It was started in 1999 by US mortgage services firm Fidelity National Financial, which traded it to software company iLumin three years later.
In 2004, it was acquired by a California-based private investor who sold it to Freelancer.com in early 2016 for $US7.5m.
"It was a bargain," says Barrie, Freelancer.com's founder and chief executive, who says the purchase was a combination of "luck and timing".
"(They) should have added a few zeros. It's an incredible business, and it's literally a business no one's ever heard of," he said.
At the time it was acquired by Freelancer, Escrow was processing $US430m worth of payments. Last year it processed $US571m, a 33 per cent increase on the previous year. To date it has processed more than $US4 billion.
Freelancer has spent the past three years "rebuilding and modernising" the website, which launched in Australia a few months ago.
"It's a payment system. You can think of it in some ways like PayPal, but Escrow is used to sell things that are very complicated and expensive," Barrie says.
"Boats, cars, jewellery, sculpture, fine art, robotics equipment, animals, import-export. If you want to bring in 20 tonnes of alfalfa on a shipping container you can do it through Escrow."
Today the company employs 72 people in five countries, mainly located in Australia but with its headquarters in San Francisco and offices in London, Buenos Aires and Manila.

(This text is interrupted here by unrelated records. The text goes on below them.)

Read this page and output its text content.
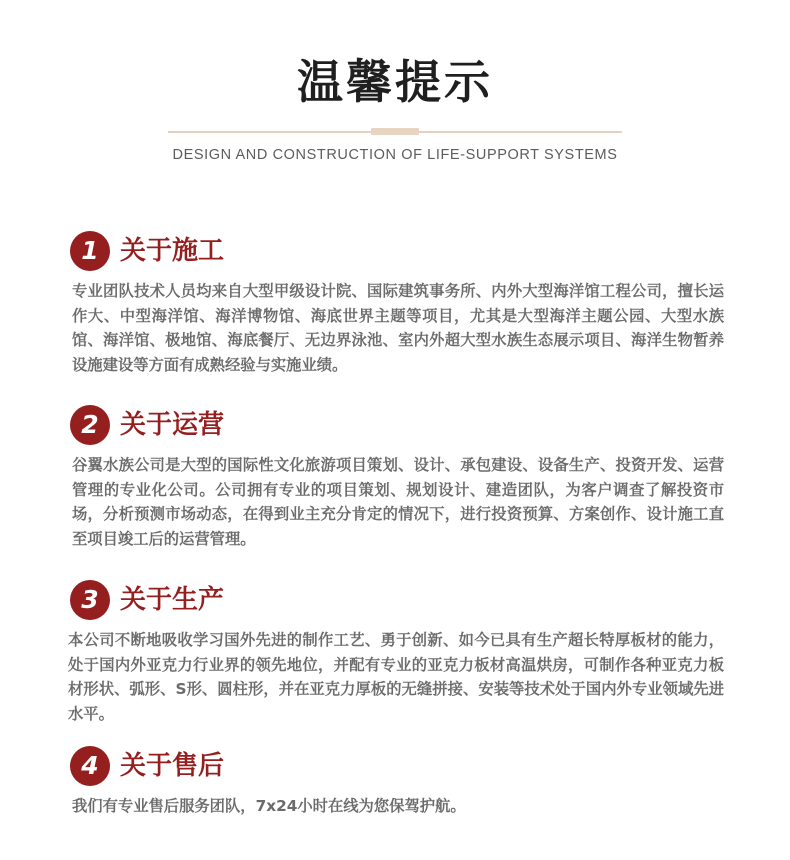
温馨提示
DESIGN AND CONSTRUCTION OF LIFE-SUPPORT SYSTEMS
1 关于施工
专业团队技术人员均来自大型甲级设计院、国际建筑事务所、内外大型海洋馆工程公司，擅长运作大、中型海洋馆、海洋博物馆、海底世界主题等项目，尤其是大型海洋主题公园、大型水族馆、海洋馆、极地馆、海底餐厅、无边界泳池、室内外超大型水族生态展示项目、海洋生物暂养设施建设等方面有成熟经验与实施业绩。
2 关于运营
谷翼水族公司是大型的国际性文化旅游项目策划、设计、承包建设、设备生产、投资开发、运营管理的专业化公司。公司拥有专业的项目策划、规划设计、建造团队，为客户调查了解投资市场，分析预测市场动态，在得到业主充分肯定的情况下，进行投资预算、方案创作、设计施工直至项目竣工后的运营管理。
3 关于生产
本公司不断地吸收学习国外先进的制作工艺、勇于创新、如今已具有生产超长特厚板材的能力，处于国内外亚克力行业界的领先地位，并配有专业的亚克力板材高温烘房，可制作各种亚克力板材形状、弧形、S形、圆柱形，并在亚克力厚板的无缝拼接、安装等技术处于国内外专业领域先进水平。
4 关于售后
我们有专业售后服务团队，7x24小时在线为您保驾护航。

Escrow gives both sides peace of mind by putting funds into trust with a third party, just as when buying and selling real estate.

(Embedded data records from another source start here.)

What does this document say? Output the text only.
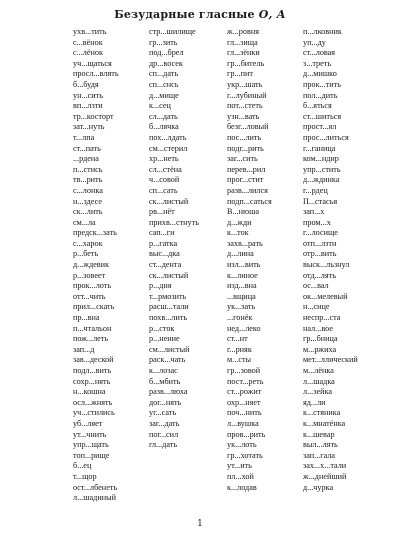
Безударные гласные О, А
ухв...тить
с...вёнок
с...лёнок
уч...щаться
просл...влять
б...будя
ун...сить
вп...лзти
тр...косторт
зат...нуть
т...лпа
ст...пать
...рдена
п...стись
тв...рить
с...лонка
н...здесе
ск...лить
см...ла
предск...зать
с...харок
р...беть
д...ждевик
р...зовеет
прок...лоть
отт...чить
прил...скать
пр...вна
п...чтальон
пож...леть
зап...д
зав...деской
подл...вить
сохр...нять
н...кошна
осл...жнять
уч...стились
уб...ляет
ут...чнить
упр...щать
топ...рище
б...ец
т...щор
ост...лбенеть
л...шадиный
стр...шилище
гр...зить
под...брел
др...восек
сп...дать
сп...снсь
д...мище
к...сец
сл...дать
б...лячка
пох...лдать
см...стерил
хр...неть
сл...стёна
ч...совой
сп...сать
ск...листый
рв...нёт
прихв...стнуть
сап...ги
р...гатка
выс...дка
ст...дента
ск...листый
р...дня
т...рмозить
расш...тали
похв...лить
р...сток
р...нение
см...листый
раск...чать
к...лозас
б...мбить
разв...люха
дог...нять
уг...сать
заг...дать
пог...сил
гл...дать
ж...ровня
гл...зища
гл...зёнки
гр...битель
гр...пит
укр...шать
г...лубиный
пот...стеть
узн...вать
безг...ловый
пос...лить
подг...рить
заг...сить
перев...рил
прог...стит
разв...лился
подп...саться
В...нюша
д...жди
к...ток
захв...рать
д...лина
изл...вить
к...линое
изд...вна
...вщица
ук...зать
...гонёк
нед...леко
ст...нт
г...рняк
м...сты
гр...зовой
пост...реть
ст...рожит
охр...няет
поч...нить
л...вушка
пров...рить
ук...лоть
гр...хотать
ут...ить
пл...хой
к...лодав
п...лковник
уп...ду
ст...ловая
з...треть
д...мишко
прок...тить
пол...дить
б...яться
ст...шиться
прост...ял
прос...литься
г...ганица
ком...ндир
упр...стить
д...ждинка
г...рдец
П...стасья
зап...х
пром...х
г...лосище
отп...лзти
отр...вить
выск...льзнул
отд...лять
ос...вал
ок...мелевый
н...сице
неспр...ста
нал...вое
гр...бница
м...ржиха
мет...ллический
м...лёнка
л...шадка
л...зейка
яд...ли
к...стяника
к...мнатёнка
к...шевар
выл...лять
зап...гала
зах...х...тали
ж...днейший
д...чурка
1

"We've got 47 financial services licences around the world," Barrie says.
"It's a very complicated business to run. The benefit from a seller's perspective is you never have a chargeback or reversal because it goes into trust."
Depending on the industry vertical, the site offers "value-added services like post-inspection adjustments".
"For example, if you want to bring in 50 shipping containers from China but you're worried about the quality of the product, we bring goods in and inspect. If there's a defect rate above a certain amount (we can make a payment adjustment)."
Barrie says Escrow doesn't "really" have any direct competitors.
"The way you typically do things is go to a bank and arrange a letter of credit, or go to a lawyer to draft up an agreement and set up a trust account," he says.
"Typically import-export uses a letter of credit. This is so much simpler."
Since launching, however, Escrow's biggest money-spinner has been its domain name business.
"In the domain name space we have a phenomenal presence, almost a monopoly I'd say," Barrie says.
"SpaceX.com, Twitter.com, Uber.com, Instagram.com, Gmail.com, Chrome.com, Prime.com just sold to Amazon and so forth. The domain name industry is going gangbusters."
Buying and selling multimillion-dollar domain names can be a complicated process. "Sometimes you might have four different brokers (involved in the sale of a) A$20m domain name," he says.
Escrow's fees depend on the industry, but on average it takes about 1.45 per cent.
Fees range from 35 basis points for something like an aircraft to 1-2 per cent for a domain name, up to 3 per cent for a retail customer selling a wedding dress.
Barrie says there is a lot of innovation in the payments technology space but "most of it around buying and selling cups of coffee".
"Facial recognition, tapping your phone, maybe borrowing some money," he says. "Most of the PayPal variants (are developed by) 20-year-olds, and that's their experience. But this is for serious payments."